I’m not surprised, but I am cheered by the response of the folks in line. By appealing directly to them, you were able to make a human connection – and norms gave way to abnorms.
engels’ link at #6 is a very nice counterpoint – Lance Arthur’s dickhead linejumper was making no attempt to connect with the people in line. Quite the opposite – a kind of stealth infection. Maria gave people a chance, in a very small way, to make life measurably better for someone they’d never met and would never see again, and they took it. IPhone line jumper was making life a tiny bit worse for a whole host of people he’d never met and would never meet again, and materially worse for anyone bumped.
Esteban 12.16.09 at 7:12 pm
Houston has an “openly gay mayor” … what’s that 50,000 votes? With a gay community of … maybe … 100,000 that’s not so surprising. Dog catcher or Sheriff that would be hard for a gay to win.
That the official said … ‘Sure. If everyone else in the line says you can.’ Is not so surprising. I’ve heard it said a dozen times as I’m wheeled past.
What surprises me is that with such tight connections you didn’t phone ahead to the airline to tell them you’d had and accident and would need a wheel chair. With a wheel chair you’d have been one of the first on the plane and they’d have given you a seat at the front if you’d pushed … then you could sprint off … get any wheelchair insight and get some airport employee to push you through the immigration gate with the cabin crew.
Is that job interview for the non-profit sector?
Jeffrey D. Rubard 12.16.09 at 9:03 pm
Well, indeed, we are free to move about the country. One might well ask a character of the likes of Jeanine Walker, and not Donald Barthelme, for “references” though. And of “color changing cliques” less more anon, *although* if something once was in Southern Precincts, America could handle it and might have a difficult time doing without it.
john b 12.16.09 at 10:41 pm
I’m surprised at that – last time I had a delayed international connection in the US, AA actually stationed an AA guy in the immigration hall at JFK to ensure that all the people on ultra-tight for my flight were shepherded immediately to the front of the immigration queue. And another one in baggage retrieval to check when I’d retrieved my baggage so they could radio to the second flight’s ground crew that I’d made it through that hurdle and would be with them shortly.
I’d assumed that was US carriers’ new standard way of dealing with the silly “everyone must immigrate & claim baggage” rule in a world of competition from sensible airlines based in sensible companies – maybe it’s just AA/JFK/combination.

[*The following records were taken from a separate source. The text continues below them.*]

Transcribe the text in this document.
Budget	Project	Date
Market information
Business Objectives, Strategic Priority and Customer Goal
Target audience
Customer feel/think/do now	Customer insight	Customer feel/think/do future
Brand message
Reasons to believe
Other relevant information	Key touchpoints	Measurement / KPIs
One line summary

novakant 12.17.09 at 12:36 am
Let’s not overcomplicate things: it’s all about the screaming child.
There must be thousands of people on any airport everyday who actually do or pretend to have a dying grandmother at home, have to close a mega-deal or need to keep somebody off death row. But a screaming child is a factum brutum, can be a hearbreaking sight and many people will go to great lengths if they can avoid its audible range.